All events in K8s are deleted after a configurable time-to-live (controlled via a kube-apiserver argument called --event-ttl (defaulting to 1 hour)). The need to prolong the time-to-live for Shoot cluster events frequently arises when debugging customer issues on live systems. This controller leaves events involving Shoots untouched while deleting all other events after a configured time. In order to activate it, provide the following configuration:

  • concurrentSyncs: The amount of goroutines scheduled for reconciling events.
  • ttlNonShootEvents: When an event reaches this time-to-live it gets deleted unless it is a Shoot-related event (defaults to 1h, equivalent to the event-ttl default).

⚠️ In addition, you should also configure the --event-ttl for the kube-apiserver to define an upper-limit of how long Shoot-related events should be stored. The --event-ttl should be larger than the ttlNonShootEvents or this controller will have no effect.

Shoot Reference Controller

Shoot objects may specify references to further objects in the Garden cluster which are required for certain features. For example, users can configure various DNS providers via .spec.dns.providers and usually need to refer to a corresponding secret with valid DNS provider credentials inside. Such objects need a special protection against deletion requests as long as they are still being referenced by one or multiple shoots.

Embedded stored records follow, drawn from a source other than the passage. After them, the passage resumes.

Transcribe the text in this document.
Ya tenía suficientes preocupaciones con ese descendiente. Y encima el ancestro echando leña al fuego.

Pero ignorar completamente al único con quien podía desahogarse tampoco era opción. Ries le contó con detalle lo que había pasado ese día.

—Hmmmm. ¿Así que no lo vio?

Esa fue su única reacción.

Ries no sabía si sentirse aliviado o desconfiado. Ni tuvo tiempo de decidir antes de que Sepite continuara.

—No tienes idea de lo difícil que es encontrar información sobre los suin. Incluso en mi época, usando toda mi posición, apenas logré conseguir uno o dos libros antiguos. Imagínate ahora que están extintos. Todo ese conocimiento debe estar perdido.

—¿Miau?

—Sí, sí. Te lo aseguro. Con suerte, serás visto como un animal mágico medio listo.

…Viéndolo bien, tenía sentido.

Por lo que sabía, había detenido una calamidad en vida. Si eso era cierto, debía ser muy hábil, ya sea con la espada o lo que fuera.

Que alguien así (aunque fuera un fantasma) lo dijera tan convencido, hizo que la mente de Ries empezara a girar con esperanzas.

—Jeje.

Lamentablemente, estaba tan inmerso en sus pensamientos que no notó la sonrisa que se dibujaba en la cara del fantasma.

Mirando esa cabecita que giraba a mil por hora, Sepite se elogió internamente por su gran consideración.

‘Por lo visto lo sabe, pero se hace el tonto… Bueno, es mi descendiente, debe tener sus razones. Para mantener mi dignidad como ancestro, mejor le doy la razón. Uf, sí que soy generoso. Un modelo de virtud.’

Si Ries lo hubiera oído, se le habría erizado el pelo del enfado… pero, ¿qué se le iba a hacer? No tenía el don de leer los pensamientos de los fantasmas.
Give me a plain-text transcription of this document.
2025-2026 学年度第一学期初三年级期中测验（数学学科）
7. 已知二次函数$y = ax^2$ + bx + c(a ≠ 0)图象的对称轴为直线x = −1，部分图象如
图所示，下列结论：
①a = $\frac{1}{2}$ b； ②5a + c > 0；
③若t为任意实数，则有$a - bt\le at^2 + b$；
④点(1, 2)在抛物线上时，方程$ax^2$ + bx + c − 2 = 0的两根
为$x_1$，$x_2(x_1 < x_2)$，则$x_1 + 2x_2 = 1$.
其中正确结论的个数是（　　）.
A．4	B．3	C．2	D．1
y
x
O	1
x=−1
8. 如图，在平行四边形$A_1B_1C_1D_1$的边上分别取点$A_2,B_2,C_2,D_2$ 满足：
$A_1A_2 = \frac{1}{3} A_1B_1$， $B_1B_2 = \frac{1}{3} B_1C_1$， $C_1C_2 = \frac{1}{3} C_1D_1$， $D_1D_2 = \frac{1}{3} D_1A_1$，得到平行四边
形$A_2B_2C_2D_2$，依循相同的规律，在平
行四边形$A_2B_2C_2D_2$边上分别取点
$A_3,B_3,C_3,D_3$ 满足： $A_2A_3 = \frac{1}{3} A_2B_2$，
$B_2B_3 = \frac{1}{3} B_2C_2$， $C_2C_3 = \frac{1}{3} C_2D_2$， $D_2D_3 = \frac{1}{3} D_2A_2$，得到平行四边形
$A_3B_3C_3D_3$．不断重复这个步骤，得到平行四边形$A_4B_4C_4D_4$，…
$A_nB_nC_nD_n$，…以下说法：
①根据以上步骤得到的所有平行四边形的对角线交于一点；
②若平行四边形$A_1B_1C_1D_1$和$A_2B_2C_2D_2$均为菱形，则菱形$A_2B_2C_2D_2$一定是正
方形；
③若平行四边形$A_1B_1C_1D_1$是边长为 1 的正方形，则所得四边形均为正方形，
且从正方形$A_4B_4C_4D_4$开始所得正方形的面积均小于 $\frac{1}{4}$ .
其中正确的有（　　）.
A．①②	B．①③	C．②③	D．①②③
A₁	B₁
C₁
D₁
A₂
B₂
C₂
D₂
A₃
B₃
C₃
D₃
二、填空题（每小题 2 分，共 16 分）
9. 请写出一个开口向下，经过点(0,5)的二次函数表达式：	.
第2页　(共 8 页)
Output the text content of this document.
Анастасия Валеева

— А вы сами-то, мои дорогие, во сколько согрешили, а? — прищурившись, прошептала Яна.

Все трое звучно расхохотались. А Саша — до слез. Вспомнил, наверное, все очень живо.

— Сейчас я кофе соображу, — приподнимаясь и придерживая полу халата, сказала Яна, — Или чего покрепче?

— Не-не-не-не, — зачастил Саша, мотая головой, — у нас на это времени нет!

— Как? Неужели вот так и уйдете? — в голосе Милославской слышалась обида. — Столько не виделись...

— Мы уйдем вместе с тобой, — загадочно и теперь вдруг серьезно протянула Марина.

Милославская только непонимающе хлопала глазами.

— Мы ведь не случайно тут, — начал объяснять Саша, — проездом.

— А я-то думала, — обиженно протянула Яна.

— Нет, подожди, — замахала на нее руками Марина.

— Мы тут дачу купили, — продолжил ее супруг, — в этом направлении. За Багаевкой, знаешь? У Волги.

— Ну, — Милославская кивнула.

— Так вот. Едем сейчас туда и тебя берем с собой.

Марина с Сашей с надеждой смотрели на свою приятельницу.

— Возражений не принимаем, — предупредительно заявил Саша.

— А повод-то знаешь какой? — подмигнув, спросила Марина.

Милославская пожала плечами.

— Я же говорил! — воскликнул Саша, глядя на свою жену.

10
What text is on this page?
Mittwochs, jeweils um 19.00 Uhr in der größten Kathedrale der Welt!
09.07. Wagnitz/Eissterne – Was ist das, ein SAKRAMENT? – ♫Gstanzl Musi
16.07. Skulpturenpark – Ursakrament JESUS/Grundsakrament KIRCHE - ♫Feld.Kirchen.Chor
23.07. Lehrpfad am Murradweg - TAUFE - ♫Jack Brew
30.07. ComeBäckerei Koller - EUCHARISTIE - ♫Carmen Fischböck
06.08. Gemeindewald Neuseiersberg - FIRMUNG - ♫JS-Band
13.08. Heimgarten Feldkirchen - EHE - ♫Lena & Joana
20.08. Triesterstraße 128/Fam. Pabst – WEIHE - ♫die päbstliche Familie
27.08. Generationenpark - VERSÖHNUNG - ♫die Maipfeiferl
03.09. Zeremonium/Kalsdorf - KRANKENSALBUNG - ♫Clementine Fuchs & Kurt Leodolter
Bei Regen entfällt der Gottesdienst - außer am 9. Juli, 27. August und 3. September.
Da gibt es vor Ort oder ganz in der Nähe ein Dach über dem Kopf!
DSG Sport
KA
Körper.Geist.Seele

Therefore, the Shoot Reference Controller scans shoot clusters for referenced objects and adds the finalizer gardener.cloud/reference-protection to their .metadata.finalizers list. The scanned shoot also gets this finalizer to enable a proper garbage collection in case the Gardener-Controller-Manager is offline at the moment of an incoming deletion request. When an object is not actively referenced anymore because the shoot specification has changed or all related shoots were deleted (are in deletion), the controller will remove the added finalizer again, so that the object can safely be deleted or garbage collected.

The Shoot Reference Controller can inspect the following references:

  • Enabled by default:
    • DNS provider secrets (.spec.dns.provider)
  • Disabled by default:
    • Audit policy configmaps (.spec.kubernetes.kubeAPIServer.auditConfig.auditPolicy.configMapRef)

If you want to enable the audit policy configmap protection then you can set the .controllers.shootReference.protectAuditPolicyConfigMaps to true in the component configuration.

Further checks might be added in the future.